Der Regisseur Dietrich Hilsdorf konnte auf den kongenialen Umgang seines Bühnenbildners Dieter Richter mit dem Aufführungsort rechnen – und überließ der postfaschistischen Repräsentationsarchitektur die primäre Wirkung. Vor der ehemaligen Essensausgabe im Herzen der ehemaligen Konzernzentrale wurden handverlesene Gürzenich-Musiker und Gäste postiert, die von Konrad Junghänel mit intensiver Zeichengebung zur expressiver Wiedergabe des Arrangements angehalten werden (gleichsam "ausdrucksverstärkt"). Eine originale Version des Werks, das nur in zwei rudimentären Abschriften von Melodien und Basso continuo existiert, gibt es nicht – es muß also in jedem Fall auf eine Bearbeitung aus dem Geist unserer Gegenwart zurückgegriffen werden.
Auf der anderen Seite der durch einen Gazevorhang etwas auf Distanz gebrachten Spielfläche, in deren Mitte der große Gerling-Schreibtisch als einziges Requisit wartet, wurde eine zweite Continuo-Gruppe postiert.
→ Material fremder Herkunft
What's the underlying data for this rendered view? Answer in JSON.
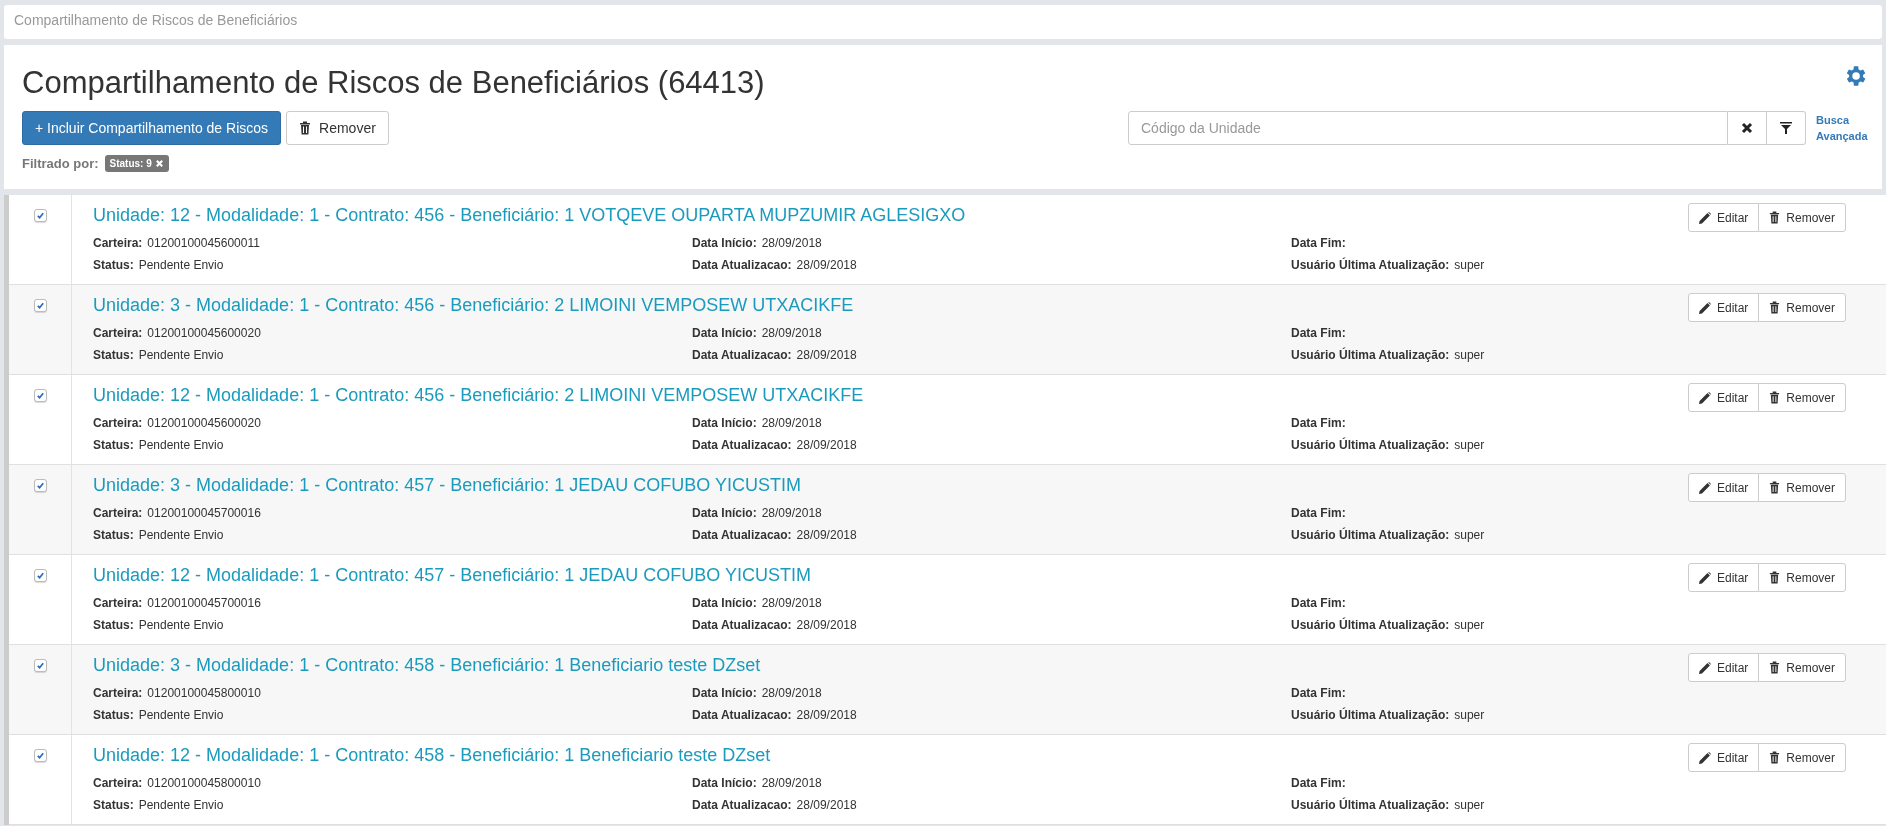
{
  "breadcrumb": "Compartilhamento de Riscos de Beneficiários",
  "header": {
    "title": "Compartilhamento de Riscos de Beneficiários (64413)",
    "add_button": "+ Incluir Compartilhamento de Riscos",
    "remove_button": "Remover",
    "search": {
      "placeholder": "Código da Unidade"
    },
    "advanced_search": "Busca Avançada",
    "filter_label": "Filtrado por:",
    "filters": [
      "Status: 9"
    ]
  },
  "rows": [
    {
      "checked": true,
      "title": "Unidade: 12 - Modalidade: 1 - Contrato: 456 - Beneficiário: 1 VOTQEVE OUPARTA MUPZUMIR AGLESIGXO",
      "fields": [
        {
          "label": "Carteira:",
          "value": "01200100045600011"
        },
        {
          "label": "Data Início:",
          "value": "28/09/2018"
        },
        {
          "label": "Data Fim:"
        },
        {
          "label": "Status:",
          "value": "Pendente Envio"
        },
        {
          "label": "Data Atualizacao:",
          "value": "28/09/2018"
        },
        {
          "label": "Usuário Última Atualização:",
          "value": "super"
        }
      ],
      "buttons": [
        "Editar",
        "Remover"
      ]
    },
    {
      "checked": true,
      "title": "Unidade: 3 - Modalidade: 1 - Contrato: 456 - Beneficiário: 2 LIMOINI VEMPOSEW UTXACIKFE",
      "fields": [
        {
          "label": "Carteira:",
          "value": "01200100045600020"
        },
        {
          "label": "Data Início:",
          "value": "28/09/2018"
        },
        {
          "label": "Data Fim:"
        },
        {
          "label": "Status:",
          "value": "Pendente Envio"
        },
        {
          "label": "Data Atualizacao:",
          "value": "28/09/2018"
        },
        {
          "label": "Usuário Última Atualização:",
          "value": "super"
        }
      ],
      "buttons": [
        "Editar",
        "Remover"
      ]
    },
    {
      "checked": true,
      "title": "Unidade: 12 - Modalidade: 1 - Contrato: 456 - Beneficiário: 2 LIMOINI VEMPOSEW UTXACIKFE",
      "fields": [
        {
          "label": "Carteira:",
          "value": "01200100045600020"
        },
        {
          "label": "Data Início:",
          "value": "28/09/2018"
        },
        {
          "label": "Data Fim:"
        },
        {
          "label": "Status:",
          "value": "Pendente Envio"
        },
        {
          "label": "Data Atualizacao:",
          "value": "28/09/2018"
        },
        {
          "label": "Usuário Última Atualização:",
          "value": "super"
        }
      ],
      "buttons": [
        "Editar",
        "Remover"
      ]
    },
    {
      "checked": true,
      "title": "Unidade: 3 - Modalidade: 1 - Contrato: 457 - Beneficiário: 1 JEDAU COFUBO YICUSTIM",
      "fields": [
        {
          "label": "Carteira:",
          "value": "01200100045700016"
        },
        {
          "label": "Data Início:",
          "value": "28/09/2018"
        },
        {
          "label": "Data Fim:"
        },
        {
          "label": "Status:",
          "value": "Pendente Envio"
        },
        {
          "label": "Data Atualizacao:",
          "value": "28/09/2018"
        },
        {
          "label": "Usuário Última Atualização:",
          "value": "super"
        }
      ],
      "buttons": [
        "Editar",
        "Remover"
      ]
    },
    {
      "checked": true,
      "title": "Unidade: 12 - Modalidade: 1 - Contrato: 457 - Beneficiário: 1 JEDAU COFUBO YICUSTIM",
      "fields": [
        {
          "label": "Carteira:",
          "value": "01200100045700016"
        },
        {
          "label": "Data Início:",
          "value": "28/09/2018"
        },
        {
          "label": "Data Fim:"
        },
        {
          "label": "Status:",
          "value": "Pendente Envio"
        },
        {
          "label": "Data Atualizacao:",
          "value": "28/09/2018"
        },
        {
          "label": "Usuário Última Atualização:",
          "value": "super"
        }
      ],
      "buttons": [
        "Editar",
        "Remover"
      ]
    },
    {
      "checked": true,
      "title": "Unidade: 3 - Modalidade: 1 - Contrato: 458 - Beneficiário: 1 Beneficiario teste DZset",
      "fields": [
        {
          "label": "Carteira:",
          "value": "01200100045800010"
        },
        {
          "label": "Data Início:",
          "value": "28/09/2018"
        },
        {
          "label": "Data Fim:"
        },
        {
          "label": "Status:",
          "value": "Pendente Envio"
        },
        {
          "label": "Data Atualizacao:",
          "value": "28/09/2018"
        },
        {
          "label": "Usuário Última Atualização:",
          "value": "super"
        }
      ],
      "buttons": [
        "Editar",
        "Remover"
      ]
    },
    {
      "checked": true,
      "title": "Unidade: 12 - Modalidade: 1 - Contrato: 458 - Beneficiário: 1 Beneficiario teste DZset",
      "fields": [
        {
          "label": "Carteira:",
          "value": "01200100045800010"
        },
        {
          "label": "Data Início:",
          "value": "28/09/2018"
        },
        {
          "label": "Data Fim:"
        },
        {
          "label": "Status:",
          "value": "Pendente Envio"
        },
        {
          "label": "Data Atualizacao:",
          "value": "28/09/2018"
        },
        {
          "label": "Usuário Última Atualização:",
          "value": "super"
        }
      ],
      "buttons": [
        "Editar",
        "Remover"
      ]
    }
  ]
}
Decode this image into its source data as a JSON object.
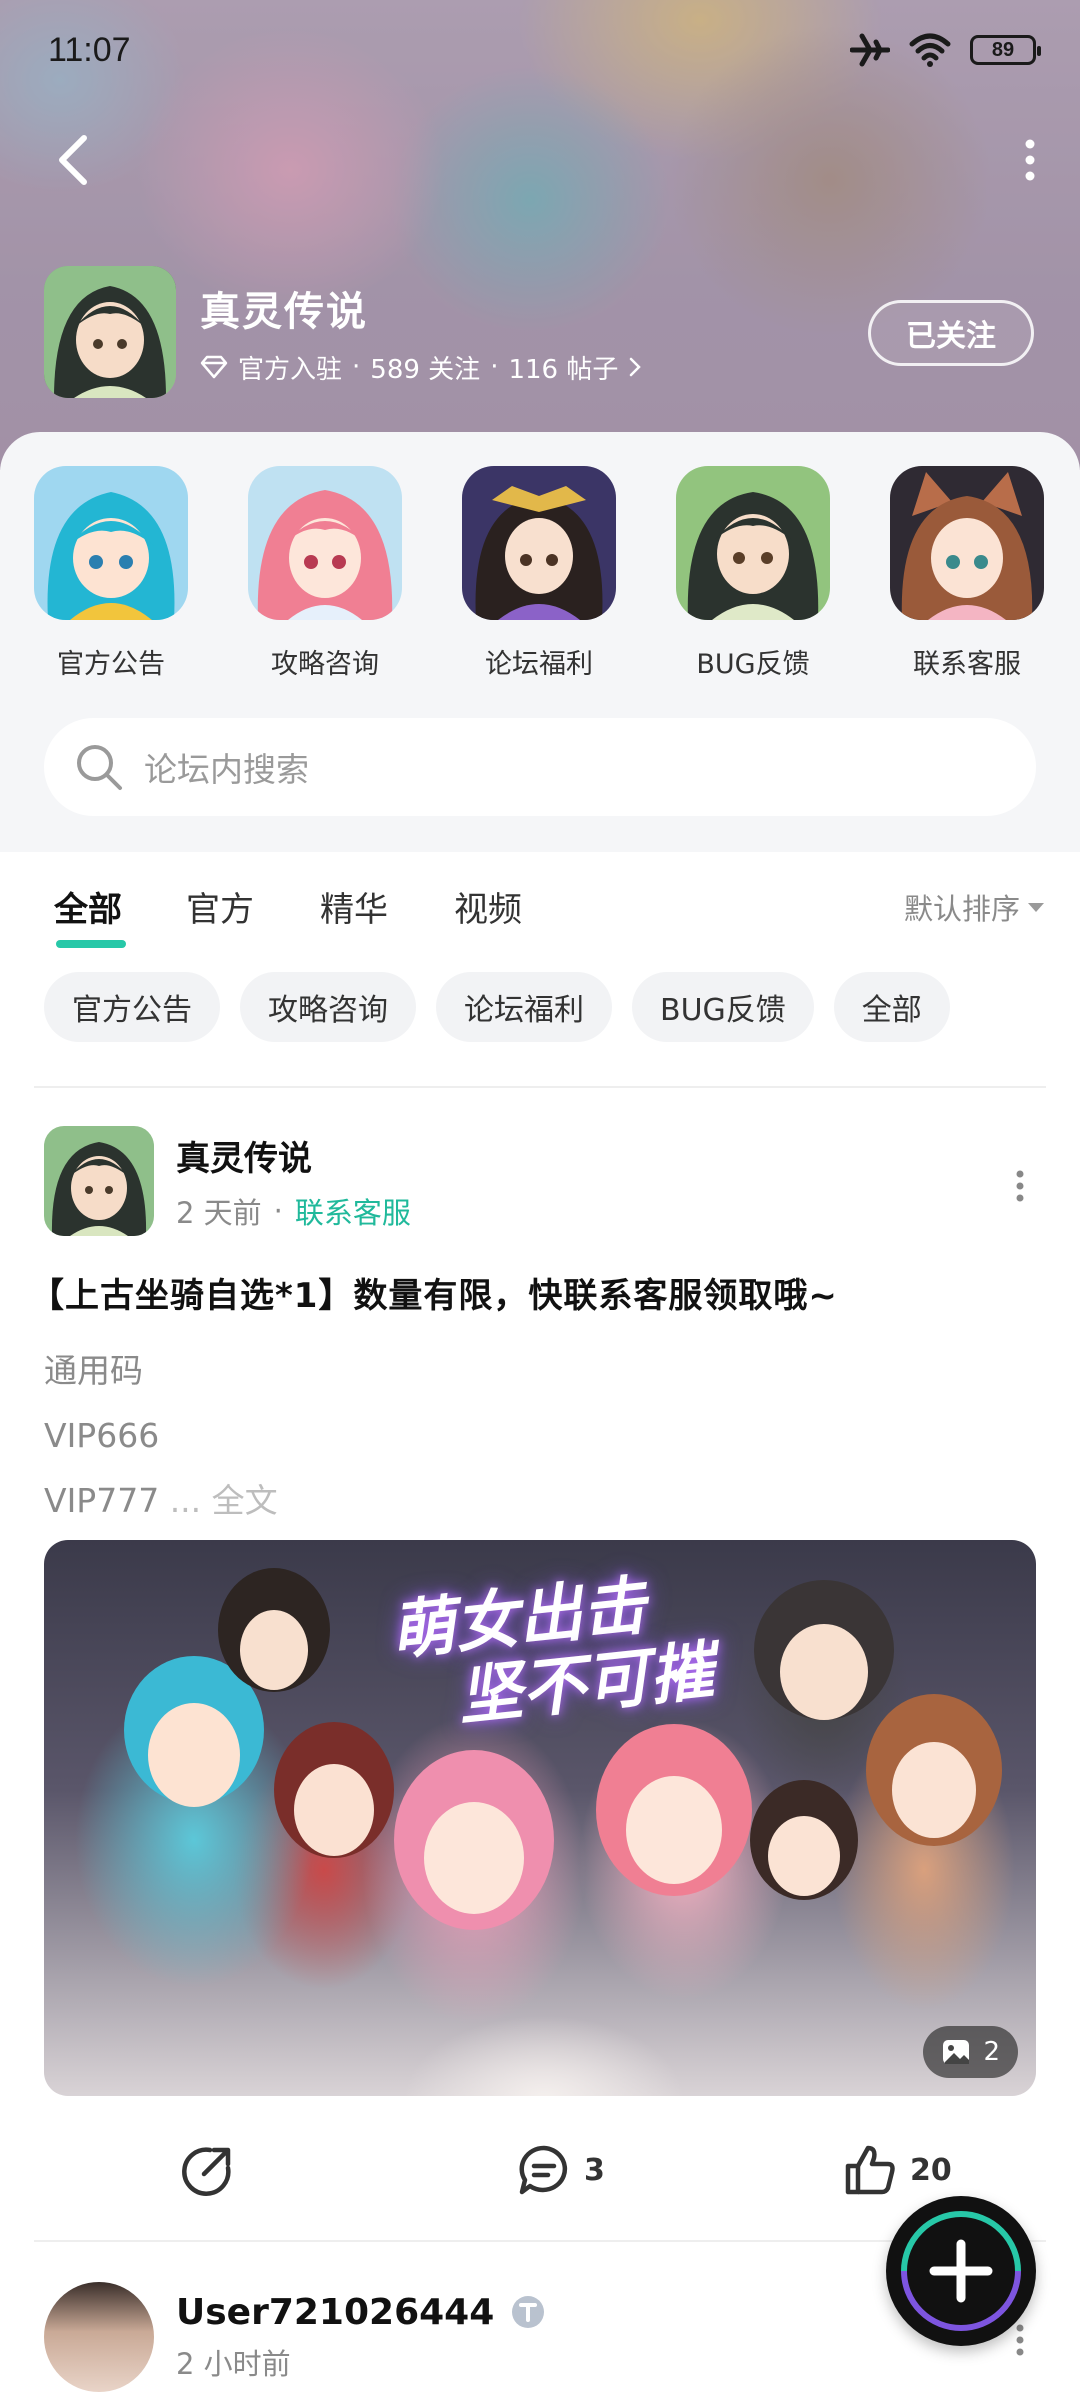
{
  "status_bar": {
    "time": "11:07",
    "battery": "89"
  },
  "forum": {
    "name": "真灵传说",
    "badge_label": "官方入驻",
    "followers": "589 关注",
    "posts": "116 帖子",
    "follow_state": "已关注"
  },
  "categories": [
    {
      "label": "官方公告",
      "icon": "teal-hair-character-icon"
    },
    {
      "label": "攻略咨询",
      "icon": "pink-hair-character-icon"
    },
    {
      "label": "论坛福利",
      "icon": "dark-hair-crowned-character-icon"
    },
    {
      "label": "BUG反馈",
      "icon": "green-robe-character-icon"
    },
    {
      "label": "联系客服",
      "icon": "fox-ear-character-icon"
    }
  ],
  "search": {
    "placeholder": "论坛内搜索"
  },
  "tabs": [
    {
      "label": "全部",
      "active": true
    },
    {
      "label": "官方",
      "active": false
    },
    {
      "label": "精华",
      "active": false
    },
    {
      "label": "视频",
      "active": false
    }
  ],
  "sort": {
    "label": "默认排序"
  },
  "chips": [
    "官方公告",
    "攻略咨询",
    "论坛福利",
    "BUG反馈",
    "全部"
  ],
  "post": {
    "author": "真灵传说",
    "time": "2 天前",
    "category": "联系客服",
    "title": "【上古坐骑自选*1】数量有限，快联系客服领取哦~",
    "body_lines": [
      "通用码",
      "VIP666",
      "VIP777"
    ],
    "ellipsis": " ...",
    "read_more": " 全文",
    "image_headline_1": "萌女出击",
    "image_headline_2": "坚不可摧",
    "image_count": "2",
    "comments": "3",
    "likes": "20"
  },
  "post2": {
    "author": "User721026444",
    "time": "2 小时前"
  },
  "colors": {
    "accent": "#27c8a8",
    "tag_text": "#20b99b",
    "muted": "#8a8a8a"
  }
}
So entwickelt sich bei guter Aktustik ein Raumklang für die rings herum sitzenden rund 600 Zuschauer. Sie werden Zeuge von hochrangigen Sängerleistungen. Von denen sei namentlich die von Rominda Boscolo erwähnt, die die Partie der gedemütigten und hilflos intriganten, dann grandios in die Verbannung Abschied nehmenden Kaiserin Ottavia bestreitet. Auch Wolf Matthias Friedrich als kaiserlicher Erzieher und stoischer Philosoph Seneca sowie Claudia Rohrbach als aufopferungsvolle Geliebte des Gegenspielers Ottone. In erster Linie freilich Sandrine Piau und Franco Fagioli, das "hohe Paar": Sie zeichnet sich, auch stimmlich, durch kühles Kalkül aus und darstellerisch als glatte Schlange; er, der argentinische Counter, durch elegante Falschheit der Stimme, leicht hysterische Tücke. Die beiden, das ist das Musik gewordene Ich-Prinzip:
Weitgehend zurückgenommen und auf die genaueste Führung der Sängerdarsteller in dieser Intrige um Bettplätze im Zentrum der Macht beschränkt. Keine Deftigkeiten, keine Grausamkeiten – gezeigt wird einfach eine Party bei einem in der Gegenwart angekommenen absoluten Herrscher. Von denen springen auf dem Erdboden unterhalb der Götterebene noch genügend herum. Die Sache spricht und singt für sich.